Las eléctricas están empeñadas en subirnos las tarifas. Propusieron un 20% y después un 11%, La decisión es del gobierno que veremos si se inclina por sus argumentos o por los intereses de la mayoría de la población (malo es que queda mucho tiempo para las próximas elecciones).
Lo que es un lío son las explicaciones: dicen que están facturando por debajo del coste, pero (¡misterio!) tienen muy buenos beneficios. Iberdrola tiene una campaña de publicidad en la prensa en la que dice: “En 5 años, nuestras acciones han multiplicado por 4 nuestros ahorros”.
En el primer trimestre de este año Iberdrola ha tenido un beneficio neto de 1.204 millones de euros (163% más que en el mismo periodo del año anterior), Endesa ha obtenido un beneficio de 662 millones (4′58% más que el año anterior) y Unión Fenosa 454 millones de euros (39% más que el año anterior) (El País 15-5-08). Esto facturando por debajo del coste, si llegan a facturar por encima ¡se salen!.
No obstante, las empresas eléctricas dicen que lo que pretenden son dos cosas: abrir el mercado y la competencia (cosa que no debe de tener mucha relación con la subida de precios, porque hace tiempo que se están fusionando y, por tanto, cada vez hay menos competencia) y “para incentivar el ahorro” (El País 14-5-08). La intención es buena, piensan que si nos suben mucho las tarifas tendremos que ahorrar en luz y usar velas. Claro que las velas cada vez están más caras, ya sólo las venden en tiendas de regalos … (¿serán también suyas las velas?). Por otro lado, es verdad que usar velas resulta más romántico, pero sólo si se utilizan en ocasiones señaladas, si su uso se hace cotidiano van a perder esa condición; nos quieren dejar como estábamos hace cincuenta años, “a dos velas”.
En resumen, no pretenden subirnos las tarifas para aumentar sus beneficios, lo hacen para que ahorremos. Creo que tendrán que explicarnoslo mejor, porque a simple vista parece una paradoja.
Las corporaciones de la energía son muy influyentes en España, en la reunión de alto nivel que se acaba de celebrar en Perú el presidente Zapatero ha sugerido a algunos países que traten bien a Repsol.

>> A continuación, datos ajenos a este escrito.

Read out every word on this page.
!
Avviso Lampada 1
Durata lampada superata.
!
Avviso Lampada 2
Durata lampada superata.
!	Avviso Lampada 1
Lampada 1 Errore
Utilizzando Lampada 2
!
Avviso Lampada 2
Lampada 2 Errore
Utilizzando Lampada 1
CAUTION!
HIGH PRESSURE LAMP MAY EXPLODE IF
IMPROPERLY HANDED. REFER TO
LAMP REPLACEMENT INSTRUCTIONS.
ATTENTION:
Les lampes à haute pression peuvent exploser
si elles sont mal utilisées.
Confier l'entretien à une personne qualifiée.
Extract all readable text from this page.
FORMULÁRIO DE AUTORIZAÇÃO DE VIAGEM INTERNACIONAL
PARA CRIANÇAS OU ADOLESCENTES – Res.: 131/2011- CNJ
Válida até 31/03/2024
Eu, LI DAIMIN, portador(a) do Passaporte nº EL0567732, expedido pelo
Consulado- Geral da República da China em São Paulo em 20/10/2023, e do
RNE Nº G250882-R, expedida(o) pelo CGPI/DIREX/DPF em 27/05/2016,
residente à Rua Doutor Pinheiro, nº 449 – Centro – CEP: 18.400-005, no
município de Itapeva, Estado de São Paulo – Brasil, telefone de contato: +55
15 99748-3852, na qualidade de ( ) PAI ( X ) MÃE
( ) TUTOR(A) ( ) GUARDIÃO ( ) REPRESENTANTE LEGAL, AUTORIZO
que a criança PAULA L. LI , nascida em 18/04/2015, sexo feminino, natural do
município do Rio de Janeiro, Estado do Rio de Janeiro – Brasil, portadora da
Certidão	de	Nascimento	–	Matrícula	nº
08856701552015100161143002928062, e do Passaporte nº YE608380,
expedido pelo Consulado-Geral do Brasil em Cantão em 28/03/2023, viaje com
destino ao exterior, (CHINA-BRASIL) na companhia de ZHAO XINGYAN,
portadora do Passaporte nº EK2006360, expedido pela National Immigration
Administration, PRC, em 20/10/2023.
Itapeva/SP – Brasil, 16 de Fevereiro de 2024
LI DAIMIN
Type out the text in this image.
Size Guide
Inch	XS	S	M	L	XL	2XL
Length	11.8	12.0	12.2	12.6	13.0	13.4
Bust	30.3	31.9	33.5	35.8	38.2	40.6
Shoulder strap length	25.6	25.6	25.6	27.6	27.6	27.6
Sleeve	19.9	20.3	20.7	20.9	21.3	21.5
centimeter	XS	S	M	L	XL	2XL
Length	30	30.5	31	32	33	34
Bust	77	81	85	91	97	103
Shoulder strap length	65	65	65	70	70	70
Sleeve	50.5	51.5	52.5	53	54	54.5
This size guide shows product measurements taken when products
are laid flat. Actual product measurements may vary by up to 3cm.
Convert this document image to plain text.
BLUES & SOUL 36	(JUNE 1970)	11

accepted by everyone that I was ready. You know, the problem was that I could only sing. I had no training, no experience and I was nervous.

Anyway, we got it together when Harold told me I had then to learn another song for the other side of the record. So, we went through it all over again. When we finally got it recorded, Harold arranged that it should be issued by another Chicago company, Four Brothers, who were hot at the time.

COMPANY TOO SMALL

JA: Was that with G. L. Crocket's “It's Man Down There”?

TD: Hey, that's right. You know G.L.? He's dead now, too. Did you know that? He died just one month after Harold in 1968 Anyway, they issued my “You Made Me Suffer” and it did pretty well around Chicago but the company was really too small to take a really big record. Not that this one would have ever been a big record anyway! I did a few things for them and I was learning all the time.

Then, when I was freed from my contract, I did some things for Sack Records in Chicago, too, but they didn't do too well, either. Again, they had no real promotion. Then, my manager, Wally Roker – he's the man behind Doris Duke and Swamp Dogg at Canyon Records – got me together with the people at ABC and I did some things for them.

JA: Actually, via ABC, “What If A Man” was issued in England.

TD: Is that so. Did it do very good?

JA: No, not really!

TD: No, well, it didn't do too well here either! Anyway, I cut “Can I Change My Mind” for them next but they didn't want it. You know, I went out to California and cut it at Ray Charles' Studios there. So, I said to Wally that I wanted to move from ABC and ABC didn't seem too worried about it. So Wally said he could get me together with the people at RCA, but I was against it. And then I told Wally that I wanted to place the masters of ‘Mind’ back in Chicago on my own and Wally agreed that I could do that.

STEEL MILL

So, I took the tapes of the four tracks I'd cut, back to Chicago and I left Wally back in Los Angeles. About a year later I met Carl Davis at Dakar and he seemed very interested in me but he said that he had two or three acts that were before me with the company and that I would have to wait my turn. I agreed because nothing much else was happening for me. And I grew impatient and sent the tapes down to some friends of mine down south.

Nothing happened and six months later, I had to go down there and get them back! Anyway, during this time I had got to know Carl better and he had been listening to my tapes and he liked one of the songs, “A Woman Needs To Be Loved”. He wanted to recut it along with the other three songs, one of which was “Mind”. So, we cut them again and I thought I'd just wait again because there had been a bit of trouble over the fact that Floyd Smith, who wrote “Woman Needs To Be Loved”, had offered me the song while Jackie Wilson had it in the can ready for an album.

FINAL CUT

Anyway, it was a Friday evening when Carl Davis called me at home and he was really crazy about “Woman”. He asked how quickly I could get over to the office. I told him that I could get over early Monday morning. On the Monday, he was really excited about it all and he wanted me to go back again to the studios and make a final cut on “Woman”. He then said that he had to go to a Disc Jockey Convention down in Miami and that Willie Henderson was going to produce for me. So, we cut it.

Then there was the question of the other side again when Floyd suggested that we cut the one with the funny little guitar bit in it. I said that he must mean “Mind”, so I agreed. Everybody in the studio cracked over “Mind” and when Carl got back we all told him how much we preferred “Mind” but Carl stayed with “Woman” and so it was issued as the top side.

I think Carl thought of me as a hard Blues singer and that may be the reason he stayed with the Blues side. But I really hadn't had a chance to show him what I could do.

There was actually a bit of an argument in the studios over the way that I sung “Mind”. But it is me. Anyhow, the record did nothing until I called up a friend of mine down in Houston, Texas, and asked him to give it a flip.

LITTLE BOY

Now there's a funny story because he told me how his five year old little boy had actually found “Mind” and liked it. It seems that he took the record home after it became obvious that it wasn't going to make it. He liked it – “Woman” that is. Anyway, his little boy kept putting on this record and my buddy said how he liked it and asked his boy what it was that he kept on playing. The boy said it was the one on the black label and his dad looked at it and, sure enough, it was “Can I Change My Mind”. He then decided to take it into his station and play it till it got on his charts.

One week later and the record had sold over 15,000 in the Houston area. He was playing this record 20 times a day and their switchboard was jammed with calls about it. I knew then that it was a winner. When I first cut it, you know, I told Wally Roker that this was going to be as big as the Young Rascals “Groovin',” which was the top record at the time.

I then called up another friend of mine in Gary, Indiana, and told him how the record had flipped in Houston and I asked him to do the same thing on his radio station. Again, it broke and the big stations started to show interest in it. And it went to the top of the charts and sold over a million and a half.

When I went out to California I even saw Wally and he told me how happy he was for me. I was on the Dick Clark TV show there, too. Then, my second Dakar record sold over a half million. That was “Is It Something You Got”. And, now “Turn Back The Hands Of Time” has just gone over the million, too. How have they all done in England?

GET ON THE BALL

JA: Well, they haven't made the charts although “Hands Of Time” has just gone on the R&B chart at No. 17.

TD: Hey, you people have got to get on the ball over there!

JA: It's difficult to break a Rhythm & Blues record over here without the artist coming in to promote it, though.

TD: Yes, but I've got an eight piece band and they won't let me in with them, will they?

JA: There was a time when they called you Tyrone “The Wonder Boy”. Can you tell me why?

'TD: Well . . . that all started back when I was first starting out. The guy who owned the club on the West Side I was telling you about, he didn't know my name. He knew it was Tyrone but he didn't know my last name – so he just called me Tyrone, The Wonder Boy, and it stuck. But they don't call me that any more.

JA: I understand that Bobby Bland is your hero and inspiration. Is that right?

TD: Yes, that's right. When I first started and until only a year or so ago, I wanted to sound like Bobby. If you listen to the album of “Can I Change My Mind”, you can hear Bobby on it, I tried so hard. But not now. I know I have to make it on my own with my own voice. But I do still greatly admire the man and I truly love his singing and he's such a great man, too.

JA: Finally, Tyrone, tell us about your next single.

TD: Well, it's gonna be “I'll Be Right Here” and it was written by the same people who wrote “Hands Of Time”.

Esto resulta un poco sarcástico porque si esta corporación nos impone a los españoles los precios del gasóleo que quiere mientras la comisión de la competencia mira para otro lado ¿qué estará haciendo en los pequeños países latinoamericanos?. Además no se corta un pelo, acaba de reconocer que tiene 200 litigios fiscales en todo el mundo (El País 18/5/08).
Para convencernos de sus “buenas intenciones” (y de paso poner a su favor a los grandes medios de comunicación) ha comenzado una campaña de publicidad para reforzar la imagen de compañía comprometida y responsable: “Si hemos sido capaces de inventar la rueda ¿cómo no vamos a ser capaces de proteger lo que más nos importa”. Ya sabemos que la velocidad y el tocino no tienen mucha relación, pero el anuncio, producido por Lee Films y desarrollado por la agencia Young&Rubicam (todo muy español como se puede ver), es bien bonito.
Esta misma semana nos ha dado una muestra gráfica de su poder. Su presidente ha presentado las cuentas a sus accionistas entre dos guardaespaldas de postín: Rodrigo Rato y Felipe González,. No resulta extraño que necesite guardaespaldas porque, mientras nos sube los carburantes, reconoce un beneficio neto en el primer trimestre de 1.212 millones de euros (36′49% más que el año anterior). ¿Estará Zapatero haciendo méritos para figurar en la foto del año que viene? Porque esta foto, como la de las Azores, seguro que tiene buen caché.
20. Mayo 2008 en 10:34
Como mucha gente de mi barrio, tengo tarifa nocturna. Durante mucho tiempo, se animó a la instalación de la tarifa nocturna y se dieron múltiples argumentos a favor. El año pasado el decreto RD 871/2007 disponía la desaparición de la tarifa nocturna a 1 de julio de 2008. ¿ Pero no era tan buena?. El decreto impulsaba también una subida generalizada de tarifas. Las asociaciones de consumidores y las compañías relacionadas con los calefactores de tarifa nocturna han recurrido pero a ver por dónde sale. Yo llamé un día al teléfono informativo recomendado y le dije a la persona que me atendió: Mire, si no entiendo mal, yo no saco ningún beneficio, ninguna mejora del servicio, sólo una subida de precios. Así es, respondió ella.